Ahsoka perched on the roof of the Imperial admin building. Climbing up had been easy. Now that she was no longer being careful to hide her true self, she had managed it in two jumps. The hardest part was waiting for a break in the patrols and finding the best spot to make her ascent. The rear of the compound was still underprotected.
Her examination of the prefab building yielded some interesting results. Ahsoka had seen the tanks, of course, but the building itself was of the style used during the Clone Wars, which meant she could guess the layout of the inside without actually seeing it. She allowed herself a small smile at the idea that Imperial monotony was working to her advantage.
She crossed the roof to the left side, her right since she was approaching from the back, because it had suffered the most damage during the day’s attack. She ruled it out as soon as she saw it, though, because the guard had been quadrupled to compensate for the damage. There would be no easy entry that way. Ahsoka slid down the wall to the lower roofline, still at the rear of the building. If the design was consistent, the holding cells would be there anyway.
She looked over the side, down the steeply slanted walls, and saw narrow windows that she remembered being at the tops of the cells. They were included in the design for air circulation and deemed an acceptable security risk because they were thought to be too small for escape. They were, Ahsoka noted, also designed with full-grown adult humanoids in mind. That would be her way in.

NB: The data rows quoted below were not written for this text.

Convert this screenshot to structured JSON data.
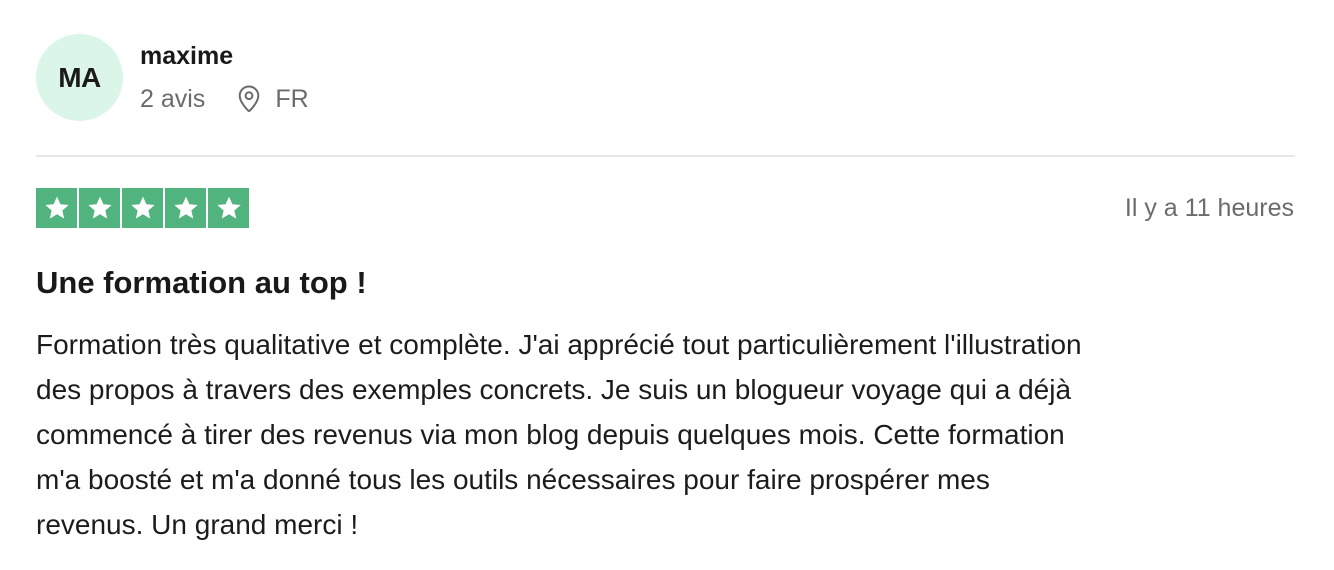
{
  "reviewer": {
    "initials": "MA",
    "name": "maxime",
    "reviews_count": "2 avis",
    "country": "FR",
    "avatar_bg": "#dcf5e9"
  },
  "rating": {
    "stars": 5,
    "max_stars": 5,
    "star_bg": "#51b47e",
    "star_color": "#ffffff"
  },
  "review": {
    "time": "Il y a 11 heures",
    "title": "Une formation au top !",
    "body_lines": [
      "Formation très qualitative et complète. J'ai apprécié tout particulièrement l'illustration",
      "des propos à travers des exemples concrets. Je suis un blogueur voyage qui a déjà",
      "commencé à tirer des revenus via mon blog depuis quelques mois. Cette formation",
      "m'a boosté et m'a donné tous les outils nécessaires pour faire prospérer mes",
      "revenus. Un grand merci !"
    ]
  },
  "icons": {
    "location": "map-pin-icon",
    "star": "star-icon"
  }
}
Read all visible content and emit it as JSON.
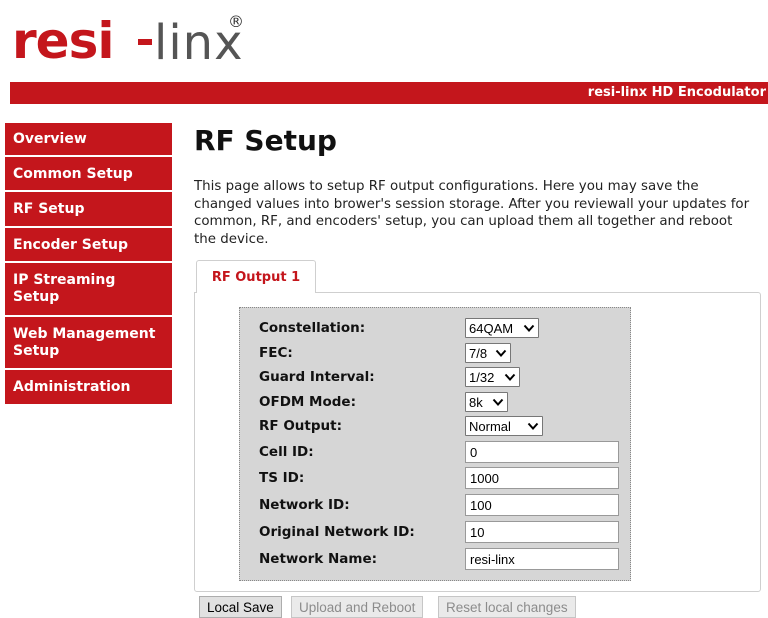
{
  "logo": {
    "part1": "resi",
    "part2": "linx",
    "reg": "®"
  },
  "header": {
    "product": "resi-linx HD Encodulator"
  },
  "nav": {
    "items": [
      {
        "label": "Overview"
      },
      {
        "label": "Common Setup"
      },
      {
        "label": "RF Setup"
      },
      {
        "label": "Encoder Setup"
      },
      {
        "label": "IP Streaming Setup"
      },
      {
        "label": "Web Management Setup"
      },
      {
        "label": "Administration"
      }
    ]
  },
  "page": {
    "title": "RF Setup",
    "description": "This page allows to setup RF output configurations. Here you may save the changed values into brower's session storage. After you reviewall your updates for common, RF, and encoders' setup, you can upload them all together and reboot the device."
  },
  "tabs": [
    {
      "label": "RF Output 1"
    }
  ],
  "form": {
    "constellation": {
      "label": "Constellation:",
      "value": "64QAM"
    },
    "fec": {
      "label": "FEC:",
      "value": "7/8"
    },
    "guard_interval": {
      "label": "Guard Interval:",
      "value": "1/32"
    },
    "ofdm_mode": {
      "label": "OFDM Mode:",
      "value": "8k"
    },
    "rf_output": {
      "label": "RF Output:",
      "value": "Normal"
    },
    "cell_id": {
      "label": "Cell ID:",
      "value": "0"
    },
    "ts_id": {
      "label": "TS ID:",
      "value": "1000"
    },
    "network_id": {
      "label": "Network ID:",
      "value": "100"
    },
    "original_network_id": {
      "label": "Original Network ID:",
      "value": "10"
    },
    "network_name": {
      "label": "Network Name:",
      "value": "resi-linx"
    }
  },
  "buttons": {
    "local_save": "Local Save",
    "upload_reboot": "Upload and Reboot",
    "reset": "Reset local changes"
  },
  "colors": {
    "brand_red": "#c4161c",
    "form_bg": "#d6d6d6"
  }
}
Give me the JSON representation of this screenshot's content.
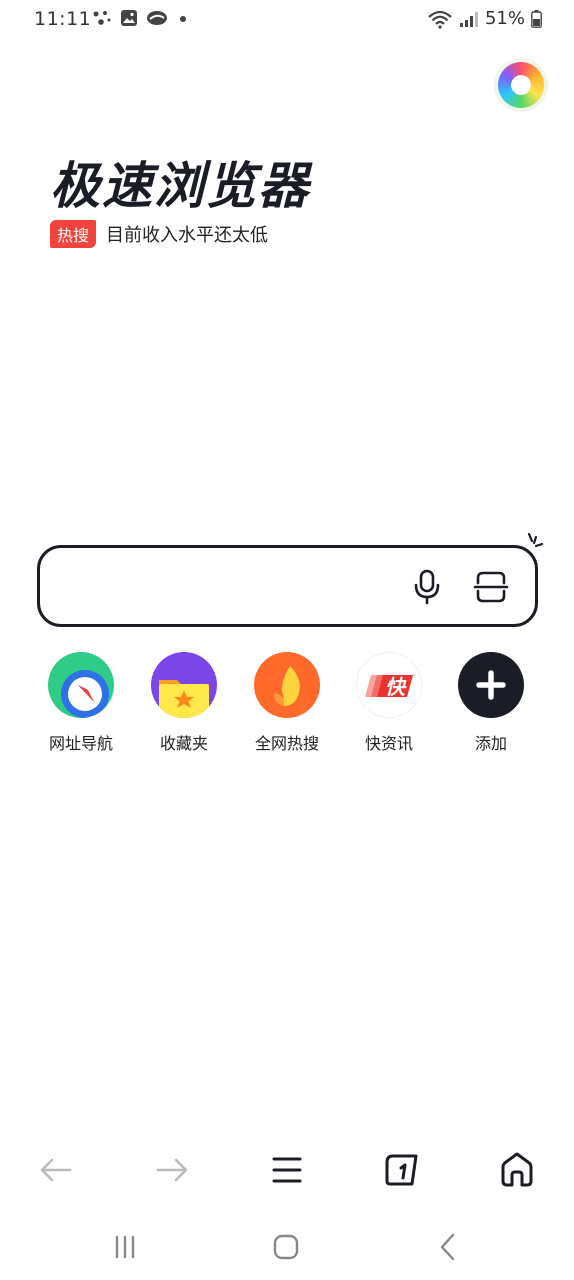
{
  "status_bar": {
    "time": "11:11",
    "battery": "51%"
  },
  "logo": {
    "title": "极速浏览器"
  },
  "hot_search": {
    "badge": "热搜",
    "text": "目前收入水平还太低"
  },
  "search": {
    "placeholder": ""
  },
  "shortcuts": [
    {
      "label": "网址导航",
      "icon": "compass-icon"
    },
    {
      "label": "收藏夹",
      "icon": "star-folder-icon"
    },
    {
      "label": "全网热搜",
      "icon": "flame-icon"
    },
    {
      "label": "快资讯",
      "icon": "kuai-news-icon"
    },
    {
      "label": "添加",
      "icon": "plus-icon"
    }
  ],
  "colors": {
    "accent_red": "#f0433c",
    "dark": "#1a1d26"
  }
}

One of the windows was emitting a very bright light, the sort that an interrogator might use to keep a prisoner as uncomfortable as possible. The light went out suddenly, and Ahsoka made herself count to one hundred before she lowered herself headfirst, with her toes clinging to the ledge, to check the room. There was no point getting caught because of impatience.
She peered through the dimness and felt something in her stomach uncoil. There was Kaeden, and she was alive enough to be sitting upright in a chair. Ahsoka reached into her pocket and drew out the last of Miara’s corrosive charges. She couldn’t risk the noise of blasting the window, even though this way would take longer. Upside down, the charges were difficult to install, and Ahsoka nearly burned her thumbs off, but she managed it in the end and moved to the side to wait.
Her head was pounding by the time the glass was brittle enough for her to push it into the cell. It made more noise than she might have liked, but the thick walls muffled it somewhat. She crawled through, biting her tongue as she brushed against the leftover chemicals, and then dropped to the floor.
“Kaeden,” she whispered. “Kaeden, wake up.”
Kaeden stirred and looked at her, and her head lolled to the side. Drugs, then, in addition to whatever else they’d done to her. Her arm was broken, and the wound on her head had reopened, trickling blood into her eye. Ahsoka went to work on the restraints. She didn’t bother with breaking the locks; she just cracked the straps using the Force.